Irina Pino

From this year's Havana Biennial.  Foto: Juan Suarez
From this year’s Havana Biennial. Foto: Juan Suarez

HAVANA TIMES — Over time, it becomes clear that very few friends who leave the country remain in touch with those who stay. This is particularly true of those who leave for the United States.

My friend “L” left three years ago. She was almost like a sister to me. We had a spiritual connection and, sometimes, we didn’t even need to say a word to communicate with one another when surrounded by others. She went through tough times, when she didn’t even have what to eat at home, and I was always there to help her.

I would also hide money in her house and phone her to tell her to look beneath this or that decoration, for she was very proud and didn’t make a habit of asking for anything. I loved offering her help, it was something that came naturally. Before she left Cuba, however, she didn’t tell me she had sold her apartment and distanced herself from me.
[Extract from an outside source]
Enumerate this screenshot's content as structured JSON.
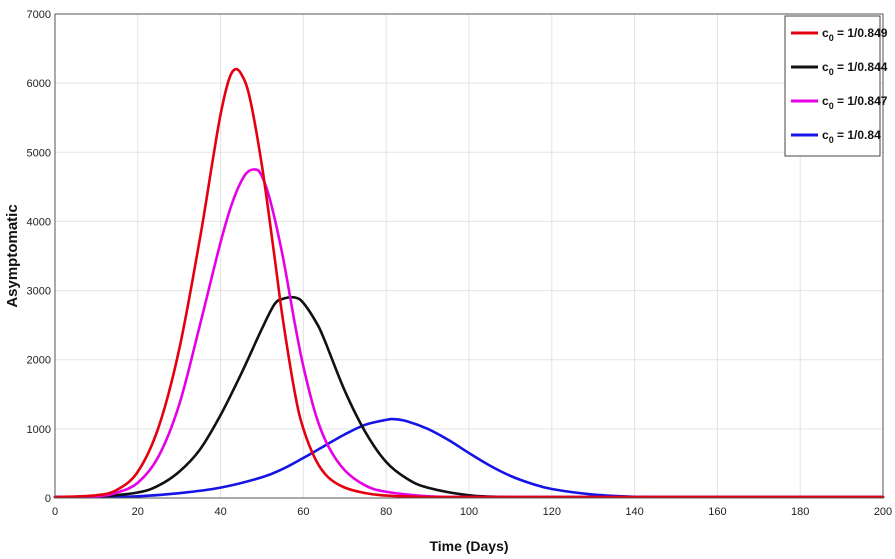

She knew she was leaving the country, and it hurt to find out she left without saying goodbye.

This didn’t make my friendship wane, mind you. I tried to get in touch with her via email for months, until she finally replied. She wasn’t doing well and depending on others financially. We then started to write each other regularly and kept in contact. But she would then disappear again for long periods. Only when she ran into problems would she reappear. It’s been about three months since I last heard from her.

Something similar has happened to Yanet, a friend of mine who lives in Cuba. Her soulmate barely ever writes her. He came to Cuba for a few days to see his relatives, threw parties and spent huge sums of money but didn’t care to remember her for any of that.
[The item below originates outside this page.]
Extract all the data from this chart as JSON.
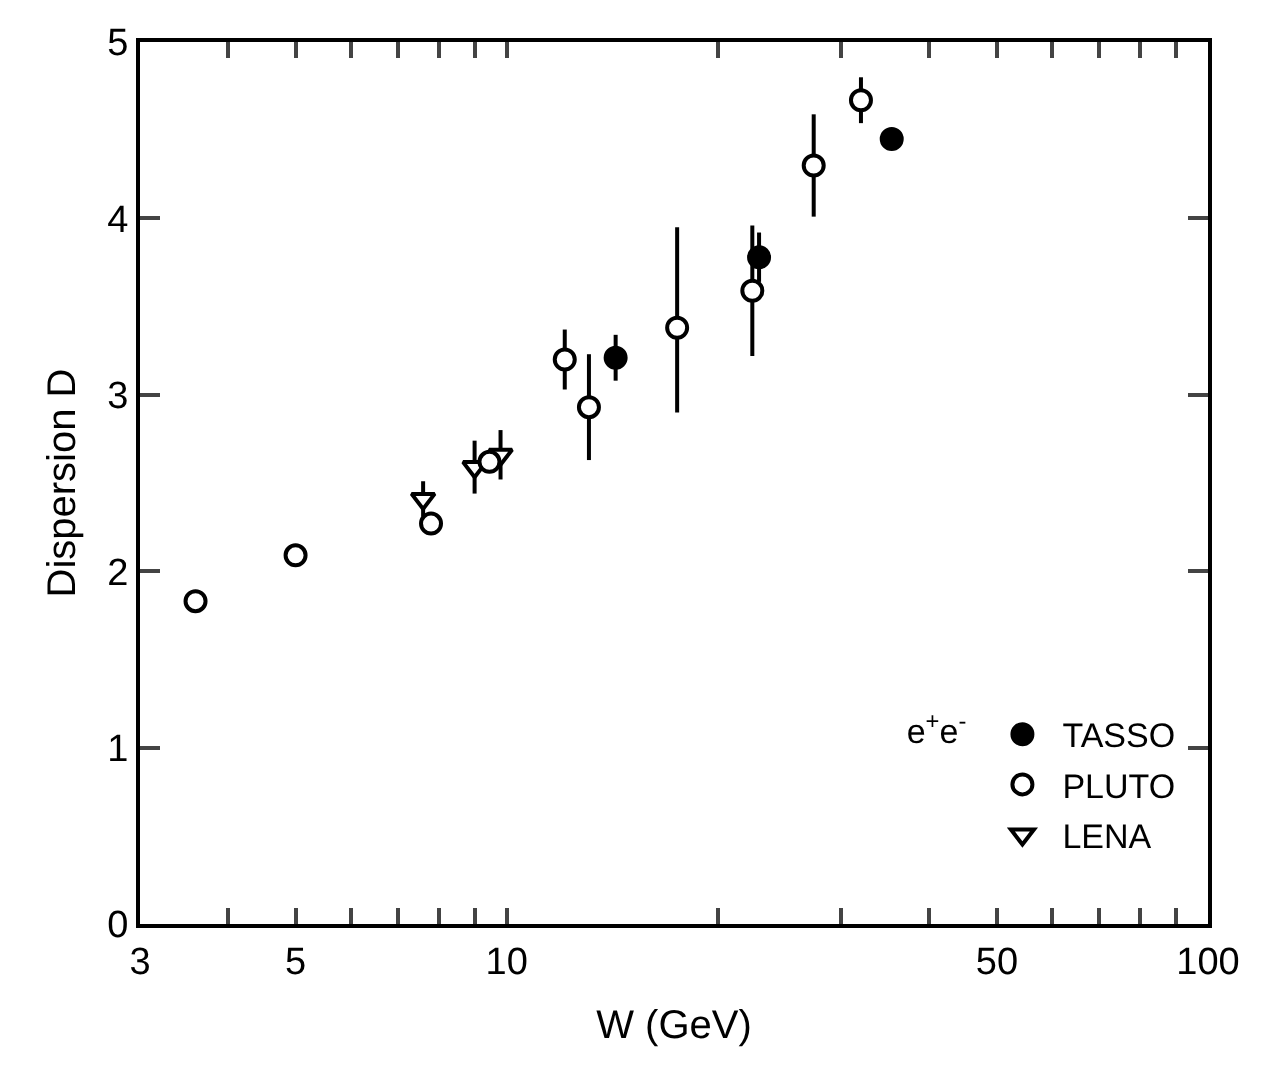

Those who leave only speak of their problems, the bills they have to pay and how they barely manage to make ends meet. What could we say about or perennial lack of money and transportation, about the bureaucracy we have to deal with, the high price of food, the expensive and poor quality clothes that have gone out of style, our constant mistreatment and lack of solidarity amongst Cubans, the prevailing corruption, the stress of never knowing what we’ll eat tomorrow? Despite all this, we survive, work and have faith, we look on the bright side of things, enjoying the bit of happiness we can find out there.

We don’t waste time talking to friends about these daily woes, we concentrate on the nice moments we spent with them, we tell them we miss them and think about them – we don’t even reproach them for anything, we merely express the wish to be close to them. However, they think we want to ask them for money, and they become defensive.
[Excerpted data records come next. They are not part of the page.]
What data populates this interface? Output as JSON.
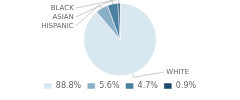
{
  "chart_data": {
    "type": "pie",
    "categories": [
      "WHITE",
      "HISPANIC",
      "ASIAN",
      "BLACK"
    ],
    "values": [
      88.8,
      5.6,
      4.7,
      0.9
    ],
    "value_labels": [
      "88.8%",
      "5.6%",
      "4.7%",
      "0.9%"
    ],
    "colors": [
      "#d9e8f0",
      "#8aafc7",
      "#4a7fa0",
      "#1a4a6b"
    ],
    "legend": "bottom"
  }
}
They see beggars where there’s really only love.


Irina Pino

Irina Pino: I was born in the middle of shortages in those sixties that marked so many patterns in the world. Although I currently live in Miramar, I miss the city center with its cinemas and theaters, and the bohemian atmosphere of Old Havana, where I often go. Writing is the essential thing in my life, be it poetry, fiction or articles, a communion of ideas that identifies me. With my family and my friends, I get my share of happiness.

11 thoughts on “The Forgetful People Who Leave Cuba

  • Terry, if you’re referring to the embargo I agree and think Carlyle does as well. There is a political problem with that and it’s part of the nature of those who despise the Castro brothers and have tremendous, and rightfully so, influence within two huge electoral
    states, NJ and Fla. I remember numerous times hearing friends who left Cuba in the sixties and seventies tell me they would never step foot on Cuban soil if Castro was still alive. Pretty harsh as far as i’m concerned but I’m not Cuban and didn’t experience what these people did. I still favor ending the embargo.

  • What do you meant by “self proclaimed dissidents”?

  • Many people are leaving Cuba for economic gains – friend recently left to a entertainment director person for a cruise ship company for $ 4000.00 a month

  • With the exception of a few “self proclaimed dissidents” 95% of Cubans who leave for the same economic reasons that Mexicans, Peruvians and even Hondurans leave the want to get “stuff” they can’t get in their native lands.That is not a sin but don’t couch it in political terms, it isn’t…300,000 have left Puerto Rico in the last decade, PR used to be the showcase of democracy note its the basket case of democracy

  • I can’t speak for others but my wife and I support her mother, father, sister and grandfather in Guantanamo. The Castros deserted the Cuban people a long time ago. Most Cubans leave Cuba because of how bad things are in Cuba, not for how good things are elsewhere.